Daha sonra bilgi kavramının kısaca tanımını yapan Fatih Kaya, İslam’ın itibar ettiği bilgi kaynakları arasında 3 tanesini zikrederek tahliller yaptı. Bu bağlamda Doğru Haber’in kaynağı olarak Vahiy ve mütevatir habere değinen Kaya, bilgiye kaynaklık etmesi açısından duyu organlarının rolü ve değeri ile aklın konumuna değindi.
Kaynak sorunu bağlamında akıl-vahiy konusunu bağımsız bir başlık halinde irdeleyen konuşmacı, bunun kadim bir tartışma olduğunu hatırlatarak İslami düşünce geleneğinin de kuşaklar boyunca bu tartışmayı sürdürdüğünü kaydetti. Bu meyanda konunun felsefe ve kelam disiplinlerindeki işleniş biçimini özetleyen Fatih Kaya, özellikle de Grek felsefesinin ve onun etkisinde kalan ekollerin akla mutlaklık atfettiğini belirterek oysa İslam açısından aklın konumunun vahyi bilgiyi anlama, idrak etme amelleştirme bağlamında bir araç mesabesinde olduğunu ifade etti. Yine İslam’ın ilkesel olarak akılla vahyi çatıştırmadığını hatırlatan Kaya, bu ikisini çatıştırma kültürünün arka planı ve aktörlerine değindi. Grek felsefesinin varlığa ilk hareketi veren bir tanrının varlığını kabul etmekle birlikte tanrıyı daha sonra köşesine çekilen bir zat olarak tasavvur ettiğini belirten Kaya, modernizmin de bilgi felsefesi itibariyle bu pagan tasavvurun adeta yeniden diriltilmesi özelliğini mündemiç olduğunu söyledi.
Bilgi kaynakları bağlamında postmodernizmin de masaya yatırıldığı seminerde, postmodernizmin başlıca özelliği olarak rölatif yapısına, izafiyet teorisine dikkat çekildi. Bu bağlamda “Rölatif özeliğiyle postmodernizm herkesin hakikati kendisine diyerek tüm hakikat iddialarını görelileştirerek aynı platformda eşitliyor. Hiç kimseyi reddetmeyen, görece herkese kucak açan özelliğiyle de kitleleri cezbediyor. Oysa daha derine inildiğinde postmodernizm aslında eşcinsellik de dahil her türlü ahlaksızlığı normalleştirmekte, bizi hakikat iddiamızdan vazgeçmeye çağırmakta ve dolayısıyla dayatma içermektedir. Neoliberallerin veya postmodernistlerin o çokça vurguladığı çoğulculuk platformunda kabul edilmemiz için bize adeta ‘hakikatini geride bırak da gel!’ denilmektedir.” dedi. Kaya’nın postmodernizm bağlamında çizdiği çerçeveye ayrıca dinleyiciler de interaktif katılımda bulunarak konuya katkı sağladılar.

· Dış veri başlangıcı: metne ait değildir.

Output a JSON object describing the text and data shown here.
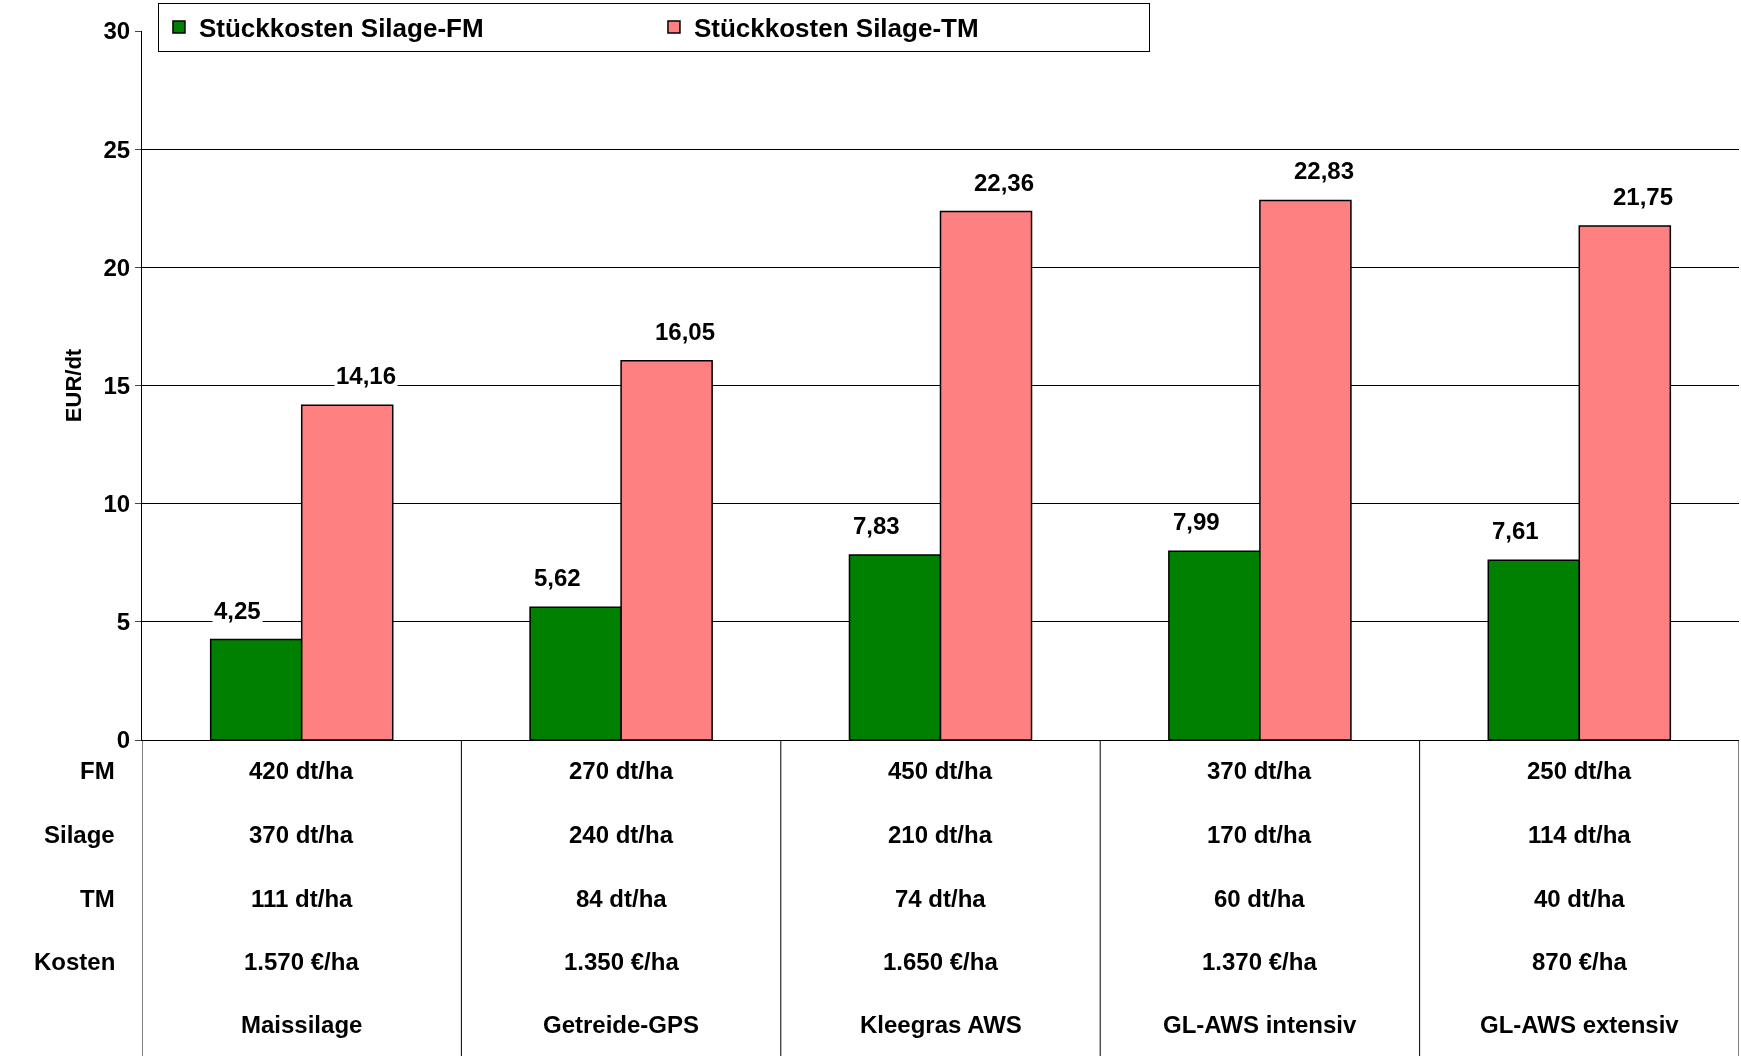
{
  "chart_data": {
    "type": "bar",
    "ylabel": "EUR/dt",
    "categories": [
      "420 dt/ha\n370 dt/ha\n111 dt/ha\n1.570 €/ha\nMaissilage",
      "270 dt/ha\n240 dt/ha\n84 dt/ha\n1.350 €/ha\nGetreide-GPS",
      "450 dt/ha\n210 dt/ha\n74 dt/ha\n1.650 €/ha\nKleegras AWS",
      "370 dt/ha\n170 dt/ha\n60 dt/ha\n1.370 €/ha\nGL-AWS intensiv",
      "250 dt/ha\n114 dt/ha\n40 dt/ha\n870 €/ha\nGL-AWS extensiv"
    ],
    "series": [
      {
        "name": "Stückkosten Silage-FM",
        "color": "#008000",
        "values": [
          4.25,
          5.62,
          7.83,
          7.99,
          7.61
        ],
        "value_labels": [
          "4,25",
          "5,62",
          "7,83",
          "7,99",
          "7,61"
        ]
      },
      {
        "name": "Stückkosten Silage-TM",
        "color": "#ff8080",
        "values": [
          14.16,
          16.05,
          22.36,
          22.83,
          21.75
        ],
        "value_labels": [
          "14,16",
          "16,05",
          "22,36",
          "22,83",
          "21,75"
        ]
      }
    ],
    "annotations": [
      "FM",
      "Silage",
      "TM",
      "Kosten"
    ],
    "ylim": [
      0,
      30
    ],
    "yticks": [
      0,
      5,
      10,
      15,
      20,
      25,
      30
    ],
    "grid": "y",
    "legend": "top left"
  }
}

Bilginin kaynağı olarak Kur’an’ın tek mi, temel kaynak mı olduğu sorusunun önemine dikkat çekilen programda; avam bir yana bırakıldığında havasın vurgu düzeyinde Kur’an’ın önceliğine dikkat çektiğini, bu bağlamda kaynaklara veya öze dönüş vurgularının bilhassa çağdaş ıslah ekollerince dillendirilmesinin çok önemli olduğunu ancak bu vurgunun tek başına sorunu çözmeye yetmediği ifade edildi. Tarihte aynı ilmi düzlemde Kur’an’ı öncelikli bilgi kaynağı olarak teoride kabullenmiş olan geleneğin dirayet ve rivayet ekolü diye iki ayrı düşünsel çizgide seyretmesinin aynısının bugün ‘Kur’an’ diyen kişi-kesimler arasında da tezahürleri olduğunun belirtildiği müzakerelerde usuli planda farklılıkların mahiyetine değinildi. Bu bağlamda Kur’ani bilginin itikadi ve gaybi bilginin tek ölçüsü olması gerektiği belirtilerek diğer alanlarda ise Kur’an’ın tek değil temel, belirleyici ve hakem özellikte bir kaynak olarak anlaşılması gerektiği vurgulandı. “Bilgi kaynakları” derken “Kur’an’ın öncelikli konumu”nu teoriken de olsa kabul eden kesimlerin gaybi-itikadi alanda kendi indi yorumlarını mutlaklaştırarak akaidleştirmesinin kabul edilmez olduğu kaydedildi.
Son olarak gündelik bilgi ihtiyacına tekabül etmesi itibariyle kitle iletişim araçları ve internet kaynaklı bilgilenmenin sıhhatinin de tartışmaya açıldığı programda, bu alanda nasıl bir usul izlenmesi gerektiğine dönük fikrî paylaşımlar yapılarak seminer sona erdi.